6 Time of Day Measurements

These experiments demonstrate that the -best measurement scheme works reasonably well on a variety of machines. The function writes the time into a structure passed by the caller, which includes one field in units of seconds, and another field in units of microseconds. This is the standard reference point for all Unix systems.] Note that the second argument to gettimeofdays must simply be NULL on Linux systems, as it refers to an unimplemented feature for performing timezone correction.

As shown in Figure 18, we can use gettimeofday to create a pair of launch timer functions and get timers that are similar to our loop time functions, except that the time is measured in seconds rather than clock cycles. Although the fact that the function generates a measurement in units of microseconds seems very promising, it turns out that the measurements are not always that accurate. We define the resolution of the function to be the minimum time value that the timer can resolve.

In the former case, the resolution can be very high - potentially higher than the 1 microsecond resolution provided by the data representation. In the latter case, the resolution will be poor - no better than what is provided by functionstimesandclock. We calculated this by calling the function repeatedly until one second had passed and dividing 1 by the number of calls.

We show results on two different machines to illustrate the effect of time resolution on accuracy.

7 Concluding Observations

As can be seen, this function requires about 1 microsecond on most systems and a few microseconds on others. The measurements on a Windows NT system show characteristics similar to those we found for Linux using times (Figure 8.) Since gettimeofday is implemented using the process timers, the error can be negative or positive and is mainly erratic for short duration measurements. Accuracy improves over time, to the point where the error is less than .

This can be seen by comparing the measurements with the results of Load 1 in Figure 12 (without compensation) and in Figure 14 (with compensation.) Using compensation we can achieve better than accuracy, even for measurements up to 300ms. Details about the implementation of the operating system and library function can have a significant effect on what kinds of programs can be measured and with what accuracy. This leads to the compensation scheme that greatly improves accuracy on a lightly loaded Linux system.

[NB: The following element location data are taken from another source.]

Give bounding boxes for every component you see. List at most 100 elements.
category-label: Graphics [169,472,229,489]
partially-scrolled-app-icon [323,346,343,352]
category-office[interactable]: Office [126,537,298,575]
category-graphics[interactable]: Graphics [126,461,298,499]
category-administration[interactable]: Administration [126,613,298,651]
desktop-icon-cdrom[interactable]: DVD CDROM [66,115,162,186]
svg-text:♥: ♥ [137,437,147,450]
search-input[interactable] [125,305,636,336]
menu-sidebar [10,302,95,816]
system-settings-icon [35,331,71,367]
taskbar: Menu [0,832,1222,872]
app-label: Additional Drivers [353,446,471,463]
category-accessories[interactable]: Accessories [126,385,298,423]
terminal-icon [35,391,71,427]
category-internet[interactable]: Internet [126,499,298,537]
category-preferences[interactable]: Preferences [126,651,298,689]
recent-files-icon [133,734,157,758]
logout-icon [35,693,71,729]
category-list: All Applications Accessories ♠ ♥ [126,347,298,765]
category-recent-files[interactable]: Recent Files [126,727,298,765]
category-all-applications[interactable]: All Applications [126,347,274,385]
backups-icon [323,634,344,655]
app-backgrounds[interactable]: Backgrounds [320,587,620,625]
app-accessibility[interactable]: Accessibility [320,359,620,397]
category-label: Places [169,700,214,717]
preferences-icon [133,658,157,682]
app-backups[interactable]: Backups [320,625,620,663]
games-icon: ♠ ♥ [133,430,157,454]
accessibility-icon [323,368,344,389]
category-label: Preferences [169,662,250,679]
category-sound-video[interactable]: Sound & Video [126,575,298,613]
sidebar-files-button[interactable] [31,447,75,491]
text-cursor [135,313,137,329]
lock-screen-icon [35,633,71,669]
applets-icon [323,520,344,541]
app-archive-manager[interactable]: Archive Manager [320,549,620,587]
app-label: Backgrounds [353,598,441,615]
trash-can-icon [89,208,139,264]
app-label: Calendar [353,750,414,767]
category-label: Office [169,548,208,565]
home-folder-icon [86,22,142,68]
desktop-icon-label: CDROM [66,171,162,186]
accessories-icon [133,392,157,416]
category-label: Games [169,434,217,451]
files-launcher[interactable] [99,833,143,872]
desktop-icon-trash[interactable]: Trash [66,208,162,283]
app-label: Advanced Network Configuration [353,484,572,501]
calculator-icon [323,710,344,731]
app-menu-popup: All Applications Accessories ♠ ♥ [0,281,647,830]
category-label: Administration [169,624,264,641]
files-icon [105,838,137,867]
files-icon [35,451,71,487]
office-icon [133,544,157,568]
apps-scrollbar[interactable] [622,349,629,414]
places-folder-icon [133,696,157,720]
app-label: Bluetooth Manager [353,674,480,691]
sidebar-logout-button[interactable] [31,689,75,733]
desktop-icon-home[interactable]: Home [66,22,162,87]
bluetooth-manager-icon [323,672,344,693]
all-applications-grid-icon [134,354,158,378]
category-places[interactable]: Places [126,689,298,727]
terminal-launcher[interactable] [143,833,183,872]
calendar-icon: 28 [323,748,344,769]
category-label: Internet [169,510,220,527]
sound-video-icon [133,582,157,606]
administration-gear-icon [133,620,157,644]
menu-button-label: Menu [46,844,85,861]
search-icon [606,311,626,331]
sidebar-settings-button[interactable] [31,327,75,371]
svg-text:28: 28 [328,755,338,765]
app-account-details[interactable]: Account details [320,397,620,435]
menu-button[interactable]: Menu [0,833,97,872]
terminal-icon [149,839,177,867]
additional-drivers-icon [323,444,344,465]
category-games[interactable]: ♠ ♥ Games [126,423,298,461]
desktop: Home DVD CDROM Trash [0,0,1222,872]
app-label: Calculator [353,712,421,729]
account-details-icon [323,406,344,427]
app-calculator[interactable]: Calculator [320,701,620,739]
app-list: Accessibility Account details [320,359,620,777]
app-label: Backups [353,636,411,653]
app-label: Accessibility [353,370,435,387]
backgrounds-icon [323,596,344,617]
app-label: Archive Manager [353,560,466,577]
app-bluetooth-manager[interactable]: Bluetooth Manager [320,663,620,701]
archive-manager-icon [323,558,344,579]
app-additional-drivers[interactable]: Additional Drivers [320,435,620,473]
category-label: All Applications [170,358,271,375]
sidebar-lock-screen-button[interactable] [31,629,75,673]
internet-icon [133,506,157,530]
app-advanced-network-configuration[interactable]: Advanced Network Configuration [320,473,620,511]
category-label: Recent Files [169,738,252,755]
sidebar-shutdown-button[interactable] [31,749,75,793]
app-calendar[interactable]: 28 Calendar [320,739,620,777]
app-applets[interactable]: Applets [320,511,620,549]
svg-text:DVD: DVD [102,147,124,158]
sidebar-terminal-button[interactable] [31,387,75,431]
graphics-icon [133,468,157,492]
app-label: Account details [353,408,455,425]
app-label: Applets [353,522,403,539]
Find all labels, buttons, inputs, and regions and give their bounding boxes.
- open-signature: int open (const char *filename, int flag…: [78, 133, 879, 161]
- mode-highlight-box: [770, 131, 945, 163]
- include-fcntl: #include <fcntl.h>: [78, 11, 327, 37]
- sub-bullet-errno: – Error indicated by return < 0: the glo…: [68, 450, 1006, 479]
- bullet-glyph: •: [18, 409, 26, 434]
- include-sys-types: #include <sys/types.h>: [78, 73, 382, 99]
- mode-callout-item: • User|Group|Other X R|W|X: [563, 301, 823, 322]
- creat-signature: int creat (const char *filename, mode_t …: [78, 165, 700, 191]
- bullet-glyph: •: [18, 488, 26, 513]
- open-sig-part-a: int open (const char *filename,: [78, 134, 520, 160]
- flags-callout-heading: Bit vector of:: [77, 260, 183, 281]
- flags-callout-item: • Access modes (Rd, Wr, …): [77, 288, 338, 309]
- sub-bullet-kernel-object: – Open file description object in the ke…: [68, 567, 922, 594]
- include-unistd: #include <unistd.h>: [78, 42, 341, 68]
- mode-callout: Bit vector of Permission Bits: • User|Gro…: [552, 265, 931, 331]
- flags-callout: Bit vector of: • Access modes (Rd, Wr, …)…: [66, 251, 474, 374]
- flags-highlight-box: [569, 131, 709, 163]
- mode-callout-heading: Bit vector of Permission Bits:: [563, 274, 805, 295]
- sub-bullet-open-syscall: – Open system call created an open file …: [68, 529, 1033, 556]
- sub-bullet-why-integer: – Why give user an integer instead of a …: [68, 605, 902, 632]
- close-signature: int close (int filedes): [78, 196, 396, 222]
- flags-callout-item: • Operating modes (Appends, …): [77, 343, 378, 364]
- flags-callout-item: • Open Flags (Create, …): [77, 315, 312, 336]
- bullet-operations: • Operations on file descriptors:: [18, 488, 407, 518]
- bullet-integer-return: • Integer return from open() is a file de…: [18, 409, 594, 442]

Given the variations from one system to another, and even from one OS kernel release to another, it's important to be able to analyze and understand the many aspects of a system that affect its performance. It is relatively easy for the operating system to manage the cycle counter to show the number of cycles passed for a specific process. Then, when the process is reactivated, the loop counter is set to the value it had when the process was last deactivated, effectively freezing the counter while the process is inactive.

In an effort to reduce power consumption, future systems will vary the clock speed, as power consumption is directly proportional to the clock speed.

A Solution to Problems

Solution
Solution
Solution
Solution
Solution
Solution
Solution
Solution
Solution
Solution

For the minimal case, the segment started just before the time 10 timeout and ended just as the time 70 timeout occurred, giving a total time of just over 60 ms. For the maximal case, the segment started immediately after the time 0 timeout and continued until just before the time 80 timeout, giving a total time of just under 80 ms. In the actual trace, the process took 63.7 ms in user mode and 3.3 ms in kernel mode.

If the call to sleep occurs just after a timer interrupt, the process will be inactive for almost exactly 2 seconds. If it occurs just before a timer interrupt, then it will be inactive for just 1.99 seconds, give.